Unfortunately bands like Big Black Cloud aren’t on the forefront of popular music. Not surprising too, this isn’t popular music. Like Black Flag, the niche they make can only be their own and I doubt they will achieve cult status but they play like they want it. This is just as urgent as that sound, it should be listened to now. This is anti-austerity music, liberally pissed off and ready to bounce; pushy little rock contenders, angry and torn up. Imagine if the band Harvey Milk were forced Ritalin. You’re getting an idea what this sounds like.
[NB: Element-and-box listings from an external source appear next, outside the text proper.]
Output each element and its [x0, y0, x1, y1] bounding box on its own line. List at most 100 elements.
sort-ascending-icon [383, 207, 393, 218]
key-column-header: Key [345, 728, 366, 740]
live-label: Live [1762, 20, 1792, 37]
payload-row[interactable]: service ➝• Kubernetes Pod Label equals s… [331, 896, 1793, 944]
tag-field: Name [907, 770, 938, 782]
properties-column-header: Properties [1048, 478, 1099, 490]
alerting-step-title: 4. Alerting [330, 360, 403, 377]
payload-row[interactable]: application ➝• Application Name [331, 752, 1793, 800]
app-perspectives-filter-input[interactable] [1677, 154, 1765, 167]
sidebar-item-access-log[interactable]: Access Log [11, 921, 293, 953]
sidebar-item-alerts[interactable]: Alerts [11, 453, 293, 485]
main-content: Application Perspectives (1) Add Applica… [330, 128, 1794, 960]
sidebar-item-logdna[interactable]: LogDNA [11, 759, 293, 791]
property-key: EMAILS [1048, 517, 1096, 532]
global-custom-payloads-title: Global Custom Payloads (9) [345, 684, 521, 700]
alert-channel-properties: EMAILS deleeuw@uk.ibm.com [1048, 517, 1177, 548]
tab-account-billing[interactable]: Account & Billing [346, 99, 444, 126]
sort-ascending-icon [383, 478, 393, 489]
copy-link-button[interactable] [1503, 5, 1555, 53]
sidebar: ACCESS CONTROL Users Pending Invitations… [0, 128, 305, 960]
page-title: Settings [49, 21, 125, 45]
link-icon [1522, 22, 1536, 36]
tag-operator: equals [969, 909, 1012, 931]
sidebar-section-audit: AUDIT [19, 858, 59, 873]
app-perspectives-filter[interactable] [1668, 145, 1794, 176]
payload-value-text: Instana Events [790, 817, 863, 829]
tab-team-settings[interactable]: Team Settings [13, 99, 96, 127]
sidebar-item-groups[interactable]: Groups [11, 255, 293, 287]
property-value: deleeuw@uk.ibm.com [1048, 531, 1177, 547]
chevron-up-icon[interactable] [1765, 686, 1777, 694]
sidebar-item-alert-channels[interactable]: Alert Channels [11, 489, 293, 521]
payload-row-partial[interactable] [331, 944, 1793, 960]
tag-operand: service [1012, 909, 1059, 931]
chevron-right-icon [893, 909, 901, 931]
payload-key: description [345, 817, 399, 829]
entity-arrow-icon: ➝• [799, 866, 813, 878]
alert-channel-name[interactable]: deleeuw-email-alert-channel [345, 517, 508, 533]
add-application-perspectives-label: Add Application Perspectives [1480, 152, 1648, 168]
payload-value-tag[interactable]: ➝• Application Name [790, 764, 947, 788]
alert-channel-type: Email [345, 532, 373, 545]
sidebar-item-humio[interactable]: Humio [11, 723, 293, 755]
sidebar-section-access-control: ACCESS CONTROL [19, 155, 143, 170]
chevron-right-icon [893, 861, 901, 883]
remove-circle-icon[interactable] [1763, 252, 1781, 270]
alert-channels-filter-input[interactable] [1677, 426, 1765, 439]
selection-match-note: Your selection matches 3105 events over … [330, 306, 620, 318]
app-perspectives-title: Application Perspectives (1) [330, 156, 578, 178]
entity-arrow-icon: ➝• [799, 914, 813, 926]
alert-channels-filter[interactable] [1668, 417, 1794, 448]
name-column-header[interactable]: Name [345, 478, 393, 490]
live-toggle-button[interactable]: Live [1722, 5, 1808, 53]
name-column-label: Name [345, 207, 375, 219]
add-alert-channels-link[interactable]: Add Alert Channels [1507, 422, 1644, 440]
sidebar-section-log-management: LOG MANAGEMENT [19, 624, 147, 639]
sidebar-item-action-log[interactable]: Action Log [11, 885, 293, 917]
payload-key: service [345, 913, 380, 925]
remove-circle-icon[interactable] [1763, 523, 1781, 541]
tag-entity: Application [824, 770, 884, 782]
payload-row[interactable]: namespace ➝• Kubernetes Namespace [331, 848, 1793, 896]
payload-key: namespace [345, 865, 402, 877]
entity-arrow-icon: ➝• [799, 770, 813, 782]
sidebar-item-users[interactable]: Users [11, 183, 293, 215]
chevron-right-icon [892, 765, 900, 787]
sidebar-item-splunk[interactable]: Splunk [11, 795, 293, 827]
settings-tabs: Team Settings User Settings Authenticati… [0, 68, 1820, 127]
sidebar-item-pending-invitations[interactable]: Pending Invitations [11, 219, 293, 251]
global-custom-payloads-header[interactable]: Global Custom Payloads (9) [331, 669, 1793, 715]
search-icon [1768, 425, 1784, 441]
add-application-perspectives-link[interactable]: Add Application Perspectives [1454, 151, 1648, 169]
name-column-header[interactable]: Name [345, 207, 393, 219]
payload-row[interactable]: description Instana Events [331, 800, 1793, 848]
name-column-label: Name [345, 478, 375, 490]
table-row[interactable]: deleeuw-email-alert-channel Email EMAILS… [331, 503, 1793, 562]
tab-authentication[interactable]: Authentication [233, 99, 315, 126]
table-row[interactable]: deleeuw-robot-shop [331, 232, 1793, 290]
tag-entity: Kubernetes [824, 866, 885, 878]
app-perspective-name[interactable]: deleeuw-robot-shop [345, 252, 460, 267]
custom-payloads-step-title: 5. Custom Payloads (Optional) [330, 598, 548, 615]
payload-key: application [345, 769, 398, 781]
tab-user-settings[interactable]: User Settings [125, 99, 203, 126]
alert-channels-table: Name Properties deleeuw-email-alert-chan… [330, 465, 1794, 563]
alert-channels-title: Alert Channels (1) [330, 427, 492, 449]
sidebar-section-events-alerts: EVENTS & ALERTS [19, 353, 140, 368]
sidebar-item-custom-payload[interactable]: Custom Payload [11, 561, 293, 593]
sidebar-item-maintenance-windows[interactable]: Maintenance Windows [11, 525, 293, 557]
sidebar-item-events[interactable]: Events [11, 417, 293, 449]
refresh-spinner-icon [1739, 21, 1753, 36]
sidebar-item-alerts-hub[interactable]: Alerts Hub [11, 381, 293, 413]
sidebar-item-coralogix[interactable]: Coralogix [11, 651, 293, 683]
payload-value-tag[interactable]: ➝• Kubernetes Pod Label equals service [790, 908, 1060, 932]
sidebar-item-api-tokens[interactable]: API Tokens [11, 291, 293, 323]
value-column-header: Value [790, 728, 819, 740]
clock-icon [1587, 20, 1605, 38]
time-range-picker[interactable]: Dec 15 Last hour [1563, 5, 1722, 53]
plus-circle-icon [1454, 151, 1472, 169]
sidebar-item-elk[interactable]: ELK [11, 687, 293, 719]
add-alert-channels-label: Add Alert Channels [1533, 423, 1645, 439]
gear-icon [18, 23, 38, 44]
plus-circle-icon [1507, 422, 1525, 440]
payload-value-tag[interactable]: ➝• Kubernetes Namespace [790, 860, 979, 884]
I find these times a bit disappointing. If more people had less rigid walls defining their preferred genres they might actually be content with punk’s progression into the bands that still fly it’s banner. That is a problem as old as culture though. Most folks believe their scene was the only one that mattered; their era. Maybe the kind of rhetoric and bile on tracks like Pile Of Shit is best reserved for the youth. So you can rot in nostalgia and spend all your hard earned money on your favorite punk band’s final-money-grab or help these guys (and gal) out. It’s cheaper, it’s far more relevant and they’re blowing off the doors right now!